The heart of the United States and the Alliance as a whole was inciting corruption. Billions and again billions of dollars were blamed on the paralyzed country of a few tens of millions of people in the hope that development work would bear fruit.

Huge sums of money were also immersed in the fight against drugs. The money tended to get lost somewhere along the way.

“Dark money was flowing around the country,” as Whitlock describes. “Money launderers dragged suitcases containing a million dollars and more into planes leaving Kabul, where the misappropriated assets of vicious businessmen and politicians were taken abroad.”

The consequences of rampant corruption, a booming drug business and a war economy were, of course, also felt within Afghanistan. Out of the ruins of Kabul rose “poppy palaces,” brazenly lavish elite dwellings.

Protecting money was completely pointless. Whitlock’s book talks about an American aid project subcontractor, which was expected to target projects at a rate of three million dollars a day – in an area equivalent to a few medium-sized Finnish municipalities.

The subcontractor in question asked a congressman who was visiting Afghanistan whether he could use such money responsibly in his own constituency. The congressman replied that “I am not in hell”.

“Sir, that is exactly what you have obliged us to use,” the subcontractor replied. “And I do it in communities that live in clay huts with no windows.”

The source of this grain of information is the Story Teaching interview, from which, however, the SIGAR agency had erased the name information.

The war in Afghanistan is one of the first books to cover the entire arc from the defeat of the Taliban to its new rise to power. The Taliban took over Kabul last August.
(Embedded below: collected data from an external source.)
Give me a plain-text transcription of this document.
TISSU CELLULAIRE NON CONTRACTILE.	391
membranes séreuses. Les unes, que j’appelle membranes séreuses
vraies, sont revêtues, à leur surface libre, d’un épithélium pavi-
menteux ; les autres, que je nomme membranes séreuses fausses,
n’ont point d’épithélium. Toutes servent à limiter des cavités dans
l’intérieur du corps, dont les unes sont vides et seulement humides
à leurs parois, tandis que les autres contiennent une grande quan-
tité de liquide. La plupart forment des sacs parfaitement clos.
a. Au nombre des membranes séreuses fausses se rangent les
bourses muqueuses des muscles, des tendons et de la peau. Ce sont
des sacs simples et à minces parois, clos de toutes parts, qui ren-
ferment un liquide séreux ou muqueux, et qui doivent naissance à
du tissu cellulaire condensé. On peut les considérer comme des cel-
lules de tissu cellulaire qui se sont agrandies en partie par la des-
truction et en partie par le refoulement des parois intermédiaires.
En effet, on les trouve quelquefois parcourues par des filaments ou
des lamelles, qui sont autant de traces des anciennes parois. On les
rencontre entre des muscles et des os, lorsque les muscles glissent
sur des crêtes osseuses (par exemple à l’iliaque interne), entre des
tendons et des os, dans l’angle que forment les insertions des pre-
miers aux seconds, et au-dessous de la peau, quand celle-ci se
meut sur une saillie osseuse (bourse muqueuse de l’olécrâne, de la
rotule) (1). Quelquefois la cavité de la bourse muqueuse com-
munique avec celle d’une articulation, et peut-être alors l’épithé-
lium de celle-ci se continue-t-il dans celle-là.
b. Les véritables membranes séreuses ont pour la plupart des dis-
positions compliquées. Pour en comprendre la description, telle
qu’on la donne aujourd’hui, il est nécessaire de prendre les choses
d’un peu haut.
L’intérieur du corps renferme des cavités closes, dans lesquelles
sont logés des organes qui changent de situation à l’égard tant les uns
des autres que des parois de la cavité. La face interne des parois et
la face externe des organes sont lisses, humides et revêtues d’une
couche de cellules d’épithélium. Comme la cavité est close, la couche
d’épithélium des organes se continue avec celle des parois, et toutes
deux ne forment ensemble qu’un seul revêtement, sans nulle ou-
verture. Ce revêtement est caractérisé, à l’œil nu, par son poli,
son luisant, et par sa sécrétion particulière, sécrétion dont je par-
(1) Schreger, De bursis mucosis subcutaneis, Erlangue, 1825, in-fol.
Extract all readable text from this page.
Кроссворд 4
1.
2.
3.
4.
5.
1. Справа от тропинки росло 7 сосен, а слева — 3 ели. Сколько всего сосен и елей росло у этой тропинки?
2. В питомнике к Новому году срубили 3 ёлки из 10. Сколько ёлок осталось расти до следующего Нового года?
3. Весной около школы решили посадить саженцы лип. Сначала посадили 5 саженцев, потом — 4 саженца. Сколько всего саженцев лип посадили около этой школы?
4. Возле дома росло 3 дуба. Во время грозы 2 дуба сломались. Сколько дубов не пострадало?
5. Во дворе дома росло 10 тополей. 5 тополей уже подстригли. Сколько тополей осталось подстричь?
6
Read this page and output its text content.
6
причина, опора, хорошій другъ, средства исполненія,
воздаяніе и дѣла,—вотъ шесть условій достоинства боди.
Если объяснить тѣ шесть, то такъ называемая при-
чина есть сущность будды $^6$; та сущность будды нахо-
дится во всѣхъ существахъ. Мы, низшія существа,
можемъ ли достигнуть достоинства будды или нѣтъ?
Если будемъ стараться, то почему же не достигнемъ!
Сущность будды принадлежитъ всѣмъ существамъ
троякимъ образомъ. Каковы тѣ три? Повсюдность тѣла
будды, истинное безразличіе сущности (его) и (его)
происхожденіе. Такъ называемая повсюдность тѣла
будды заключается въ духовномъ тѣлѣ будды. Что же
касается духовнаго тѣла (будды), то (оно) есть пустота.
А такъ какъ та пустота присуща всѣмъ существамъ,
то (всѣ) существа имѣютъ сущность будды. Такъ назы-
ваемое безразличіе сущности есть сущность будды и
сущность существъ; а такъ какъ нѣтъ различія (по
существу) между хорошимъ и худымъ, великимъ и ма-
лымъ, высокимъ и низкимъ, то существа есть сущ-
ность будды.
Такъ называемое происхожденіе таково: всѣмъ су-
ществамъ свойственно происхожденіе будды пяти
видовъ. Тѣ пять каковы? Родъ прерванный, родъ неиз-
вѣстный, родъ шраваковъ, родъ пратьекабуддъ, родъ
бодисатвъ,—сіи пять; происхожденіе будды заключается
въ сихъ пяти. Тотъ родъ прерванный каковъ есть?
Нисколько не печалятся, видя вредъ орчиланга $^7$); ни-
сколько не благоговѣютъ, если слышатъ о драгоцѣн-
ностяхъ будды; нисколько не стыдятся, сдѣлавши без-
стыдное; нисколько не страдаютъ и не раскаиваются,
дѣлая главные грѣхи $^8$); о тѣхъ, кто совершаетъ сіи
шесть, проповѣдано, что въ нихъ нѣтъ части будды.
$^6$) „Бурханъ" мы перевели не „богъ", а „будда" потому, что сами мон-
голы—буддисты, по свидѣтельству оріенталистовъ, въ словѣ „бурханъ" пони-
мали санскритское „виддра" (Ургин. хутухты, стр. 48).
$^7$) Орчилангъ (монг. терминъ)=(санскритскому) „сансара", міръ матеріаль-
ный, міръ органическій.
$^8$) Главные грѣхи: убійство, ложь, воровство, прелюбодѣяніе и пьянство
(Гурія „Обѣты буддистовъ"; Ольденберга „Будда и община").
The war in Afghanistan originally appeared last summer under the name The Afghanistan Papers. The Finnish version has been updated. Antti Parosen with transcript.

It would be nice to think that the international community even got something permanent in Afghanistan.

Afghan schoolchildren in the city of Charikar in 2010.

“The international community was trying to modernize Afghanistan, and the intention was good,” Craig Whitlock says.

“There were many attempts to improve the lives of Afghan women and girls, to improve the education system, to improve the Afghan economy.”

The end result is inconsolable.

“An attempt was made to create a functioning state, but it failed. Everything we thought we had achieved in Afghan society has already collapsed. ”

Craig Whitlock: The War in Afghanistan. The secret papers of the Pentagon. Kyösti Karvonen, Finland. Docendo. 434 s. The book is due to be published on January 27th.